А потом мы уснули, как раньше, когда ночевали в шалаше и звезды светили сквозь ветки, когда Асмунд обнимал меня просто, чтобы согреть и дать чувство защищенности. Утром он уехал по делу в Асприн и вернулся только на следующий день.

Я не находила себе места все это время. Мне было так грустно и тревожно, я испытывала необъяснимую тоску и смятение. Сердце болело, сама не знаю почему.

Асмунд вернулся вечером следующего дня в очень странном, даже подавленном настроении. Меня это сильно расстроило, я подумала, что из-за меня, может он подумал…что я испорченная или что-то такое… И еще две странные вещи – он был ранен, хоть и легко. Глубокий длинный порез на плече. Он отказался со мной объясняться на эту тему и даже толком не показал рану. Наверное, ввязался в какую-то драку, потому, что был зол. Кого-то задирал, чтобы дать выход гневу.

И еще – он был без меча. Достал свой старый, Клайдеб, который был у него, когда мы только познакомились. И привез мне утренний дар. Вот это кольцо. Правда, очень красивое и необычное. Может он за ним и ездил? Неужели обменял меч на кольцо? Это совершенно немыслимо, отдать такой меч. Или пришлось, потому, что потерпел поражение в поединке? Но этого тоже никак не могло бы быть. Такой меч он ни за что не позволил бы взять противнику, пока жив. Я мучилась, гадала, но не решилась спросить.

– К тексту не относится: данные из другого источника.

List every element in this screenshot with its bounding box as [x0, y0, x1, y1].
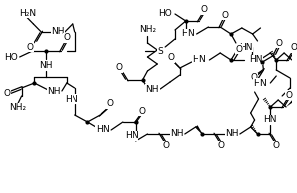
Text: N: N [70, 95, 77, 103]
Polygon shape [292, 52, 296, 60]
Text: HN: HN [263, 115, 277, 124]
Text: O: O [4, 90, 11, 98]
Text: O: O [138, 107, 145, 115]
Text: O: O [168, 53, 175, 63]
Text: NH: NH [170, 130, 184, 139]
Text: N: N [198, 56, 205, 64]
Text: N: N [187, 30, 194, 38]
Text: H₂N: H₂N [19, 8, 36, 18]
Text: HO: HO [4, 52, 18, 62]
Text: H: H [65, 95, 72, 103]
Text: H: H [181, 30, 188, 38]
Text: O: O [63, 34, 70, 42]
Text: O: O [218, 141, 225, 151]
Text: O: O [285, 91, 293, 100]
Text: HO: HO [158, 8, 172, 18]
Text: N: N [102, 125, 109, 135]
Text: O: O [107, 100, 113, 108]
Text: HN: HN [249, 56, 262, 64]
Text: O: O [250, 74, 257, 82]
Text: O: O [235, 45, 242, 53]
Text: N: N [259, 79, 266, 87]
Text: O: O [163, 141, 170, 151]
Text: NH: NH [146, 85, 159, 93]
Text: N: N [131, 131, 138, 141]
Text: O: O [27, 42, 34, 52]
Text: NH: NH [51, 27, 65, 36]
Text: H: H [125, 131, 132, 141]
Text: NH: NH [47, 86, 61, 96]
Text: O: O [201, 5, 208, 14]
Text: H: H [253, 79, 260, 87]
Text: S: S [157, 47, 163, 56]
Text: HN: HN [239, 42, 252, 52]
Text: O: O [290, 43, 297, 52]
Text: O: O [276, 38, 283, 47]
Text: NH₂: NH₂ [139, 25, 156, 34]
Text: H: H [192, 56, 199, 64]
Text: O: O [273, 141, 280, 151]
Text: NH: NH [40, 60, 53, 69]
Text: H: H [96, 125, 103, 135]
Polygon shape [286, 99, 295, 107]
Text: O: O [222, 10, 229, 19]
Polygon shape [196, 125, 203, 134]
Text: O: O [116, 63, 122, 73]
Text: NH: NH [225, 130, 239, 139]
Text: NH₂: NH₂ [9, 103, 26, 113]
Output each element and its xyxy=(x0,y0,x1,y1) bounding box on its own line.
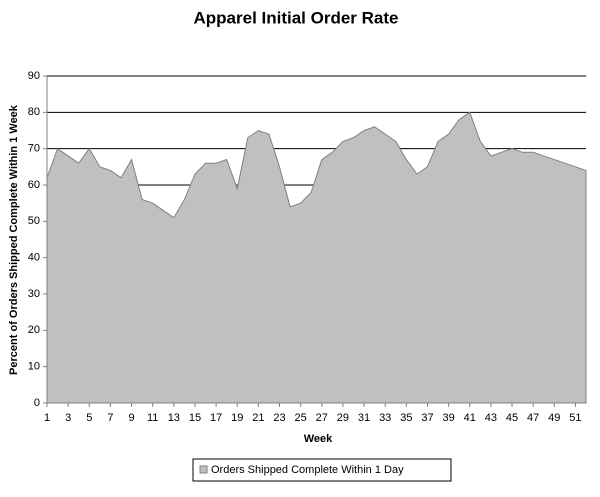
y-tick-label: 20 xyxy=(28,324,40,336)
legend-swatch xyxy=(199,465,208,474)
x-tick-label: 51 xyxy=(569,412,581,424)
x-tick-label: 41 xyxy=(464,412,476,424)
x-tick-label: 1 xyxy=(44,412,50,424)
area xyxy=(46,111,587,404)
x-tick-label: 49 xyxy=(548,412,560,424)
x-tick-label: 45 xyxy=(506,412,518,424)
y-axis-title: Percent of Orders Shipped Complete Withi… xyxy=(8,104,20,375)
x-tick-label: 17 xyxy=(210,412,222,424)
x-tick-label: 21 xyxy=(252,412,264,424)
legend-label: Orders Shipped Complete Within 1 Day xyxy=(211,464,404,476)
y-tick-label: 0 xyxy=(34,397,40,409)
y-tick-label: 60 xyxy=(28,179,40,191)
y-tick-label: 80 xyxy=(28,106,40,118)
x-tick-label: 33 xyxy=(379,412,391,424)
y-tick-label: 40 xyxy=(28,252,40,264)
x-tick-label: 39 xyxy=(442,412,454,424)
y-tick-label: 90 xyxy=(28,70,40,82)
x-tick-label: 11 xyxy=(147,412,158,424)
x-tick-label: 5 xyxy=(86,412,92,424)
y-tick-label: 30 xyxy=(28,288,40,300)
x-tick-label: 27 xyxy=(316,412,328,424)
y-tick-label: 70 xyxy=(28,143,40,155)
x-tick-label: 31 xyxy=(358,412,370,424)
x-tick-label: 25 xyxy=(295,412,307,424)
x-tick-label: 19 xyxy=(231,412,243,424)
legend: Orders Shipped Complete Within 1 Day xyxy=(192,458,452,482)
x-tick-label: 47 xyxy=(527,412,539,424)
y-tick-label: 10 xyxy=(28,361,40,373)
x-tick-label: 9 xyxy=(128,412,134,424)
x-tick-label: 29 xyxy=(337,412,349,424)
x-tick-label: 13 xyxy=(168,412,180,424)
x-tick-label: 23 xyxy=(273,412,285,424)
x-tick-label: 43 xyxy=(485,412,497,424)
y-tick-label: 50 xyxy=(28,215,40,227)
legend-box xyxy=(192,458,452,482)
x-tick-label: 3 xyxy=(65,412,71,424)
x-tick-label: 15 xyxy=(189,412,201,424)
x-tick-label: 37 xyxy=(421,412,433,424)
chart-title: Apparel Initial Order Rate xyxy=(194,8,399,27)
x-tick-label: 7 xyxy=(107,412,113,424)
x-axis-title: Week xyxy=(304,433,333,445)
x-tick-label: 35 xyxy=(400,412,412,424)
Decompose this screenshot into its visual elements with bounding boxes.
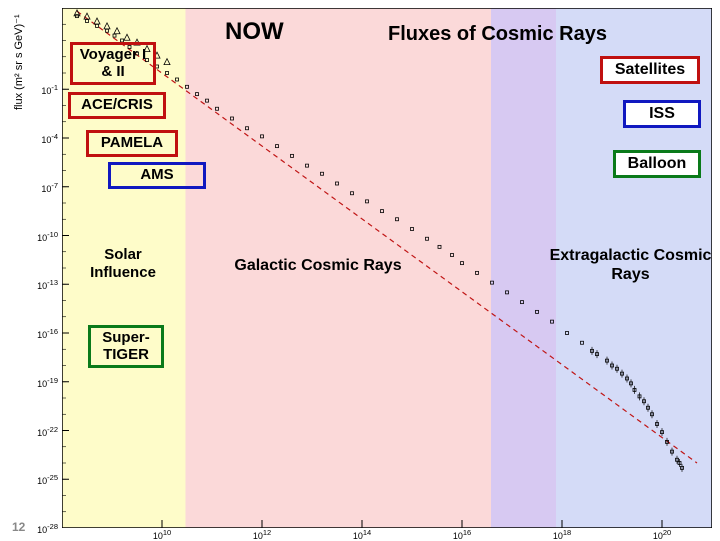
balloon-box: Balloon [613, 150, 701, 178]
ytick-label: 10-28 [28, 522, 58, 535]
ytick-label: 10-16 [28, 327, 58, 340]
pamela-box: PAMELA [86, 130, 178, 157]
extragalactic-label: Extragalactic Cosmic Rays [548, 246, 713, 284]
xtick-label: 1016 [447, 528, 477, 541]
iss-box: ISS [623, 100, 701, 128]
xtick-label: 1010 [147, 528, 177, 541]
satellites-box: Satellites [600, 56, 700, 84]
ams-box: AMS [108, 162, 206, 189]
ytick-label: 10-19 [28, 376, 58, 389]
galactic-label: Galactic Cosmic Rays [228, 256, 408, 275]
ytick-label: 10-10 [28, 230, 58, 243]
ytick-label: 10-22 [28, 425, 58, 438]
xtick-label: 1018 [547, 528, 577, 541]
solar-influence-label: Solar Influence [88, 246, 158, 282]
voyager-box: Voyager I & II [70, 42, 156, 85]
ytick-label: 10-1 [28, 83, 58, 96]
y-axis-label: flux (m² sr s GeV)⁻¹ [12, 14, 25, 110]
chart-title: Fluxes of Cosmic Rays [388, 22, 607, 46]
ytick-label: 10-7 [28, 181, 58, 194]
ytick-label: 10-4 [28, 132, 58, 145]
xtick-label: 1014 [347, 528, 377, 541]
xtick-label: 1020 [647, 528, 677, 541]
now-label: NOW [225, 18, 284, 47]
page-number: 12 [12, 520, 25, 534]
super-tiger-box: Super-TIGER [88, 325, 164, 368]
ace-cris-box: ACE/CRIS [68, 92, 166, 119]
ytick-label: 10-25 [28, 473, 58, 486]
xtick-label: 1012 [247, 528, 277, 541]
ytick-label: 10-13 [28, 278, 58, 291]
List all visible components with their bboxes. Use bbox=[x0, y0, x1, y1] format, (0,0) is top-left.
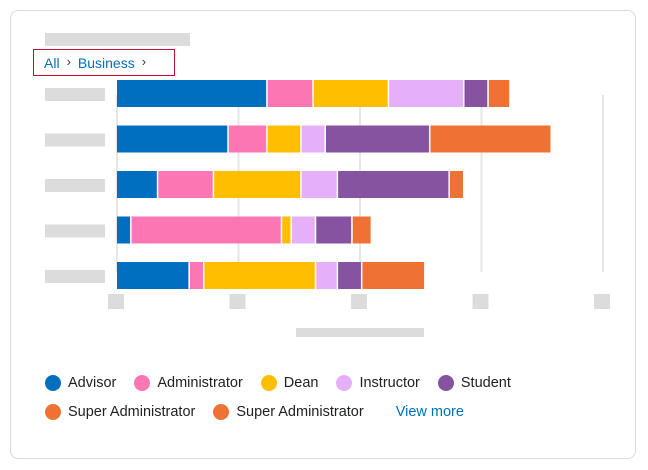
bar-segment-advisor bbox=[117, 216, 131, 244]
legend-swatch bbox=[437, 374, 454, 391]
legend-item-super-administrator-2[interactable]: Super Administrator bbox=[213, 403, 364, 420]
bar-segment-administrator bbox=[158, 171, 213, 198]
bar-segment-dean bbox=[214, 171, 301, 198]
y-tick-label-placeholder bbox=[45, 133, 105, 147]
bar-segment-instructor bbox=[389, 80, 463, 107]
legend-label: Super Administrator bbox=[236, 403, 364, 420]
bar-segment-administrator bbox=[131, 216, 281, 244]
legend-label: Super Administrator bbox=[68, 403, 196, 420]
legend-swatch bbox=[336, 374, 353, 391]
bar-segment-administrator bbox=[267, 80, 313, 107]
bar-segment-super-administrator bbox=[488, 80, 510, 107]
bar-segment-instructor bbox=[301, 125, 325, 153]
legend-item-administrator[interactable]: Administrator bbox=[134, 374, 243, 391]
breadcrumb: All › Business › bbox=[33, 49, 175, 76]
bar-segment-student bbox=[464, 80, 488, 107]
bar-segment-advisor bbox=[117, 125, 228, 153]
chart-legend: Advisor Administrator Dean Instructor St… bbox=[45, 368, 605, 426]
bar-segment-dean bbox=[267, 125, 301, 153]
legend-label: Instructor bbox=[359, 374, 420, 391]
y-tick-label-placeholder bbox=[45, 179, 105, 192]
bar-segment-instructor bbox=[316, 262, 337, 289]
bar-segment-super-administrator bbox=[449, 171, 463, 198]
legend-label: Advisor bbox=[68, 374, 117, 391]
legend-swatch bbox=[45, 403, 61, 420]
bar-segment-advisor bbox=[117, 262, 189, 289]
bar-segment-administrator bbox=[228, 125, 267, 153]
bar-segment-administrator bbox=[189, 262, 203, 289]
x-axis-title-placeholder bbox=[296, 328, 424, 337]
bar-segment-advisor bbox=[117, 171, 157, 198]
legend-item-instructor[interactable]: Instructor bbox=[336, 374, 420, 391]
bar-segment-student bbox=[338, 171, 449, 198]
y-tick-label-placeholder bbox=[45, 224, 105, 238]
bar-segment-advisor bbox=[117, 80, 267, 107]
legend-swatch bbox=[260, 374, 277, 391]
legend-label: Student bbox=[460, 374, 511, 391]
bar-segment-student bbox=[338, 262, 361, 289]
bar-segment-dean bbox=[313, 80, 388, 107]
title-placeholder bbox=[45, 33, 190, 46]
bar-segment-student bbox=[316, 216, 352, 244]
skeleton-placeholders bbox=[45, 33, 610, 337]
legend-item-student[interactable]: Student bbox=[437, 374, 511, 391]
bar-segment-super-administrator bbox=[362, 262, 425, 289]
legend-row-1: Advisor Administrator Dean Instructor St… bbox=[45, 368, 605, 397]
breadcrumb-separator-2: › bbox=[141, 54, 147, 69]
bar-segment-instructor bbox=[301, 171, 337, 198]
bar-segment-instructor bbox=[291, 216, 315, 244]
legend-swatch bbox=[45, 374, 61, 391]
bar-segment-dean bbox=[282, 216, 291, 244]
legend-swatch bbox=[134, 374, 151, 391]
breadcrumb-all[interactable]: All bbox=[44, 54, 60, 71]
legend-swatch bbox=[213, 403, 230, 420]
x-tick-label-placeholder bbox=[472, 294, 489, 309]
y-tick-label-placeholder bbox=[45, 88, 105, 101]
bar-segment-super-administrator bbox=[430, 125, 551, 153]
bar-segment-dean bbox=[204, 262, 315, 289]
legend-item-super-administrator[interactable]: Super Administrator bbox=[45, 403, 196, 420]
bar-segment-student bbox=[325, 125, 429, 153]
breadcrumb-business[interactable]: Business bbox=[77, 54, 135, 71]
chart-bars bbox=[117, 80, 551, 289]
y-tick-label-placeholder bbox=[45, 270, 105, 283]
x-tick-label-placeholder bbox=[594, 294, 610, 309]
x-tick-label-placeholder bbox=[108, 294, 124, 309]
view-more-link[interactable]: View more bbox=[395, 403, 464, 420]
breadcrumb-separator-1: › bbox=[66, 54, 71, 69]
legend-label: Dean bbox=[283, 374, 319, 391]
legend-item-dean[interactable]: Dean bbox=[260, 374, 319, 391]
x-tick-label-placeholder bbox=[229, 294, 246, 309]
x-tick-label-placeholder bbox=[351, 294, 367, 309]
legend-label: Administrator bbox=[157, 374, 243, 391]
legend-row-2: Super Administrator Super Administrator … bbox=[45, 397, 605, 426]
legend-item-advisor[interactable]: Advisor bbox=[45, 374, 117, 391]
bar-segment-super-administrator bbox=[352, 216, 371, 244]
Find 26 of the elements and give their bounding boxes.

– Почему же не решились, леди?

– Да вот как-то …побоялась. Вечером у нас был короткий разговор, о котором я, наверное, жалею. Мы ужинали. Потом настало время отправляться в постель. Асмунд спросил меня, нравится ли мне та комната, в которой мы были после свадьбы и будем ли ее отделывать как нашу спальню. Или у меня другие предложения. А я сказала, что предпочитаю спать в комнате рядом с детской, ну где сейчас. И что наш прежний договор остается в силе. Мы пожелали друг другу спокойной ночи и разошлись. Почему я так поступила? Дрейдре, сама не знаю. Это было как-то слишком…буднично, просто. Не соответствовало моему внутреннему смятению. И я подумала, что все вот это…. желание, страсть – что это не надо. Лучше не надо. Лучше ему встретить нормальную, чистую девушку без такого прошлого.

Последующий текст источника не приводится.